すでに軽量化と高い音響性能の両立を達成済み?チームが頼りにした素材メーカーとは

情報収集を進める中、A氏はある展示会のTeijin Automotive Technologiesブースにおいて、制振性能を高めた樹脂材料によるドアインナーパネルを紹介したプレゼンテーションを観ました。興味を持ったA氏は、早速同社にコンタクトを取り、より詳しい話を聞くことにしました。

Teijin Automotive Technologiesの担当者はY社に訪れると「Sereebo® GF」とその応用について説明しました。「Sereebo® GF」は、ガラス繊維を配合することによって特性を高めた成形用樹脂材料で、樹脂ならではの高い成形自由度と優れたNVH性能という特長を持っていました。

「すでにスピーカーメーカーと共同で樹脂製制振インナーパネルを開発して、金属製インナーパネルから10~50%の軽量化を図りつつ、同等以上の音響性能を達成しているとの説明に驚きました。
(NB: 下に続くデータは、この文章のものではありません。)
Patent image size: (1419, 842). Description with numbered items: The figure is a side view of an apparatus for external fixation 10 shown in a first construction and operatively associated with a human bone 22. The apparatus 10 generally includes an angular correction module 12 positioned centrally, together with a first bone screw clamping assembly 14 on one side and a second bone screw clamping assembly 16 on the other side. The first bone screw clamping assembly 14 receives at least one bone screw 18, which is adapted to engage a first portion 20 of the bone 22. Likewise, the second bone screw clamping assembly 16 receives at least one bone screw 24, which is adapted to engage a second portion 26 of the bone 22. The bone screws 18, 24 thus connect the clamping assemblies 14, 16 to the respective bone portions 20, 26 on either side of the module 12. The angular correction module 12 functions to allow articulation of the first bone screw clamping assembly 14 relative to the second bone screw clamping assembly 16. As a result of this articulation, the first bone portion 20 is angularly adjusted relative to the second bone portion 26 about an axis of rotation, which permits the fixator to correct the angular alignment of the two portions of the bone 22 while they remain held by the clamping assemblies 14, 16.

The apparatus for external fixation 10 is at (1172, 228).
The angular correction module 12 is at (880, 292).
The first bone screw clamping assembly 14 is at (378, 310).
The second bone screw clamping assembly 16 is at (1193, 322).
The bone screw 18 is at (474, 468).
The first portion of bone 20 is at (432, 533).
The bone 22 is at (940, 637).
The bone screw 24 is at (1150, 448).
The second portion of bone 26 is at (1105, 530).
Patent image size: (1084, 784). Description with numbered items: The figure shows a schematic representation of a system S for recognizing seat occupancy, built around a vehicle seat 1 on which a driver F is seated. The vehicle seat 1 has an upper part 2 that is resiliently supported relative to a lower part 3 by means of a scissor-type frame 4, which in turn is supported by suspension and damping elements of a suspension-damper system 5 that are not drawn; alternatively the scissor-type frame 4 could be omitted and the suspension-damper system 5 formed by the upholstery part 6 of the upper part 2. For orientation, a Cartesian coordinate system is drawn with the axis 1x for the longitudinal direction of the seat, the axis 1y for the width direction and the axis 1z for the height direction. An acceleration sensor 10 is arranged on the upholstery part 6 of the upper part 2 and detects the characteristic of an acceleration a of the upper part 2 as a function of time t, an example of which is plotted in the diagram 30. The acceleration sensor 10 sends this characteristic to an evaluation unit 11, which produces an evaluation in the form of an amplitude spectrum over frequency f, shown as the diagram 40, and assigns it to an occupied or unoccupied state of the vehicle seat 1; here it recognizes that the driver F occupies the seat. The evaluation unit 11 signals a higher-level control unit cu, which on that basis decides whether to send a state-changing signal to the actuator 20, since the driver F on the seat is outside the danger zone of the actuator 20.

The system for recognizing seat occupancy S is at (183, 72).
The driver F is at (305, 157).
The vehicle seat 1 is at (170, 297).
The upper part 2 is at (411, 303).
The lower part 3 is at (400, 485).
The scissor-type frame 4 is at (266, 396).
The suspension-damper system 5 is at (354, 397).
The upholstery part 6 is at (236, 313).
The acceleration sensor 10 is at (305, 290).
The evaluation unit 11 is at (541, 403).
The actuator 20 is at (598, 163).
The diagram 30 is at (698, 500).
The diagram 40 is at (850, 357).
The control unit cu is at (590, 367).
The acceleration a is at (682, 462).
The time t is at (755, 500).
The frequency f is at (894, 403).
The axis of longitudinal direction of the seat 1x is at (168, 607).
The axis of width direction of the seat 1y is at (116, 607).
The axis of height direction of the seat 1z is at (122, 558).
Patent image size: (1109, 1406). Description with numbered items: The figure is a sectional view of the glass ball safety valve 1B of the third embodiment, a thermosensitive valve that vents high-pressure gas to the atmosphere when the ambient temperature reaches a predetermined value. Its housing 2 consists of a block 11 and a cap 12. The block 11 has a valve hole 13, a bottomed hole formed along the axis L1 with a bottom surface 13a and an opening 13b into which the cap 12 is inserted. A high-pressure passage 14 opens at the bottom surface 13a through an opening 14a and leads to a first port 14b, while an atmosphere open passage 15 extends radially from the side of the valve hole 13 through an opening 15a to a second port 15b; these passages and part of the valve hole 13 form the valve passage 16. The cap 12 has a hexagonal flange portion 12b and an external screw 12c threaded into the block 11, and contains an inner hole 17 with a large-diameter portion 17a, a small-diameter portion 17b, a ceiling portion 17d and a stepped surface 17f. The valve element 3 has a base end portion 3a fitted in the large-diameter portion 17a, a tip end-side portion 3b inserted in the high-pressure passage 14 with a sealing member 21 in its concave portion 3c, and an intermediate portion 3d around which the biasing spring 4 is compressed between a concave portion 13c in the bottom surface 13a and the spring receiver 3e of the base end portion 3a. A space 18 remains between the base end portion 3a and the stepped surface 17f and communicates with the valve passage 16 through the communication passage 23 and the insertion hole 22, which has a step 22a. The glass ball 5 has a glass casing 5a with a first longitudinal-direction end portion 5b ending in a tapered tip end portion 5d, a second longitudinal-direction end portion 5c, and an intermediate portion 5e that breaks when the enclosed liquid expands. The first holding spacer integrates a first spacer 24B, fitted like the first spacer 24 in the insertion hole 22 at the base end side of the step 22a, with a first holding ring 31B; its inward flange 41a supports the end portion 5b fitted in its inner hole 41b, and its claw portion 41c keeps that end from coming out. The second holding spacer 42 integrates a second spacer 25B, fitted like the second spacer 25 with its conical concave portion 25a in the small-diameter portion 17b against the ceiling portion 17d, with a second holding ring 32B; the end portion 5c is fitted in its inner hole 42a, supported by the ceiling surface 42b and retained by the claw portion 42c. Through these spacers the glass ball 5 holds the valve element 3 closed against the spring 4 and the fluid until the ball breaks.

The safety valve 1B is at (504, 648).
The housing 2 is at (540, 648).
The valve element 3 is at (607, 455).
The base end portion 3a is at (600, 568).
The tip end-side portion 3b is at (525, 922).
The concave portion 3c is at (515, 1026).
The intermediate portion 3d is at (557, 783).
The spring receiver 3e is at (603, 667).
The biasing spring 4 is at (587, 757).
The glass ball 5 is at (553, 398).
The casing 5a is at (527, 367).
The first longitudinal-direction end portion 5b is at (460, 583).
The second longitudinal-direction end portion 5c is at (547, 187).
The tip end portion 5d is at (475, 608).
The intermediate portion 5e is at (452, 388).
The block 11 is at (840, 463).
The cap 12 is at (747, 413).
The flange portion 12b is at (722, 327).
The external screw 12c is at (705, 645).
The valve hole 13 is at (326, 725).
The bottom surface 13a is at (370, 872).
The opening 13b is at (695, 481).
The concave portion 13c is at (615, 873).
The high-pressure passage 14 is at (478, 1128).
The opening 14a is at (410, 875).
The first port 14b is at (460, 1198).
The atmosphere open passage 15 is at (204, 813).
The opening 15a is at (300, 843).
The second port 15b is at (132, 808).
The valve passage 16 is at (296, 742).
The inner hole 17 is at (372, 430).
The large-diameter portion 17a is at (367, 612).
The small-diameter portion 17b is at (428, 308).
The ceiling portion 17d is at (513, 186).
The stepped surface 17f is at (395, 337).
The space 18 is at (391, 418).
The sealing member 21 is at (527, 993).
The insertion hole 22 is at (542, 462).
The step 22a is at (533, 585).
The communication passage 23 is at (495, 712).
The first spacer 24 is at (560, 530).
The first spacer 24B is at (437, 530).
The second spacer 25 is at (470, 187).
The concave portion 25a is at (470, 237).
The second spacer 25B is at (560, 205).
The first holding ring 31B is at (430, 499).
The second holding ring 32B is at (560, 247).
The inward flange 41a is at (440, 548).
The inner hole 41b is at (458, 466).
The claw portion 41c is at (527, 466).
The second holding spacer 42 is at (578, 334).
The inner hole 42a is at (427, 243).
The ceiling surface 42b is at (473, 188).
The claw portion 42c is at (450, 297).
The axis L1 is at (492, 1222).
そして、樹脂材料ならではの成形自由度を活かして『透過損失』『振動モード』『音圧周波数特性』に基づいた最適な形状を設計できるとのこと。優れた音響性能を維持しつつ、ドアを軽量化できるというのは非常に魅力的です」(A氏)

この樹脂製制振インナーパネルはインパルス応答FFT分析により、アルミ製より音の収束が早く(キレが良く)再現性の高い音響特性を発揮したとのことでした。また、担当者の話によれば、既にこの樹脂製制振インナーパネルの導入を進めている海外EVメーカーもあるそうです。

「海外メーカーは、すでに車内空間の音響環境に着目していたのです。遅れをとるわけにはいかない、と思いました」(A氏)

その後、A氏らの働きかけが実り、現在Y社はTeijin Automotive Technologiesと共同で、次世代EV向けの樹脂製制振インナーパネルの開発に向けた試作設計を行っています。「走るオーディオルーム」の実現は近いかもしれません。